December 2, 2011. Ontario is cracking down on auto insurance fraud to reduce insurance premiums, make roads safer and ensure people who are hurt in car accidents receive the treatment they need.
In an Interim Report delivered today, the Auto Insurance Anti-Fraud Task Force recommends preliminary measures to reduce fraud in prevention, detection, investigation and enforcement, as well as regulatory practices and consumer education. In addition, the report identifies several major issues that the task force will examine in the coming months, including:
- the licensing and/or regulation of health clinics, and other possible gaps in regulation;
- the establishment of a dedicated fraud investigation unit;
- the development of a consumer engagement and education strategy; and
- the creation of a single web portal for Ontario auto insurance claimants.
Announced in the 2011 Ontario Budget, the task force builds on a series of recent government initiatives to help address auto insurance fraud. These include:
- implementing a package of auto insurance reforms in September 2010 to stabilize rates and crack down on fraud;
- using the Health Claims for Auto Insurance database to detect potentially fraudulent activity; and
- introducing new rules to ensure that treatments are provided to patients as invoiced.
The government is working to ensure auto insurance rates are affordable and that coverage provides Ontarians with the best possible protection.
Under the McGuinty government, auto insurance rates have risen at a slower pace than inflation, and Ontario’s accident benefits remain the most generous in Canada when compared to other provinces with similar auto insurance marketplaces.

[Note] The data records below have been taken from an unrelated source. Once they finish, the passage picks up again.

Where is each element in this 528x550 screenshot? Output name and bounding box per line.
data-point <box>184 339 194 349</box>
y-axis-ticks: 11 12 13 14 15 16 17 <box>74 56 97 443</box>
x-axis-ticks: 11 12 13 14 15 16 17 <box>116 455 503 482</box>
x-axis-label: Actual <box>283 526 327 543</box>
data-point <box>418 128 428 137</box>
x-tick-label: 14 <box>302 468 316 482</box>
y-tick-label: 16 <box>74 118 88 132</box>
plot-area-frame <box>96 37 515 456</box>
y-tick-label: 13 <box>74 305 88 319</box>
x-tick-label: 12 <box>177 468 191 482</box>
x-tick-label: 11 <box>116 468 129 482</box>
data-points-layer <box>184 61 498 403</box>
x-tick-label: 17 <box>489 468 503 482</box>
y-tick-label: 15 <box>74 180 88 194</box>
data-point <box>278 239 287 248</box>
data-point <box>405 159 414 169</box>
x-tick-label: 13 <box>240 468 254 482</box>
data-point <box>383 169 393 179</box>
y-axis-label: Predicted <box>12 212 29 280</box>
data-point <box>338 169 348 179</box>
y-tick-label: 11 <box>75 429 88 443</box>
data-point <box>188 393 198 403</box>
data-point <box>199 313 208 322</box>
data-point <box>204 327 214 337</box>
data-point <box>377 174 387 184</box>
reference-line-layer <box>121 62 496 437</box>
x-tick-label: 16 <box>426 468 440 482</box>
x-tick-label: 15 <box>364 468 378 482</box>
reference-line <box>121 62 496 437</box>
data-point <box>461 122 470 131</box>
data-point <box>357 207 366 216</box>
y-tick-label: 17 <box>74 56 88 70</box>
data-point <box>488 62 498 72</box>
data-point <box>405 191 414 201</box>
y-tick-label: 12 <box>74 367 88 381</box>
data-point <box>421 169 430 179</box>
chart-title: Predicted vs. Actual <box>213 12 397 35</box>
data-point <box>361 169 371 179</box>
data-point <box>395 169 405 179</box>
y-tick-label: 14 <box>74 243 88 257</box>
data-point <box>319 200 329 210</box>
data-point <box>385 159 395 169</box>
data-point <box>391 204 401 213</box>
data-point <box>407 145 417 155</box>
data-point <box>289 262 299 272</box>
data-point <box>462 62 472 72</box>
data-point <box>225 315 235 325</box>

- Accident benefits claims costs increased by 118 per cent from 2006 to 2010, despite a reduction in the number of auto accidents, number of people injured in auto accidents and the severity of injuries suffered over the same time period.
- Auto insurance fraud generally falls into three categories: opportunistic fraud is the padding of originally legitimate claims; premeditated fraud involves an individual consistently invoicing an insurer for goods and services that are either not provided or unnecessary; and organized fraud involves many individuals creating an organized scheme designed to generate cash flow through a pattern of fraudulent activity.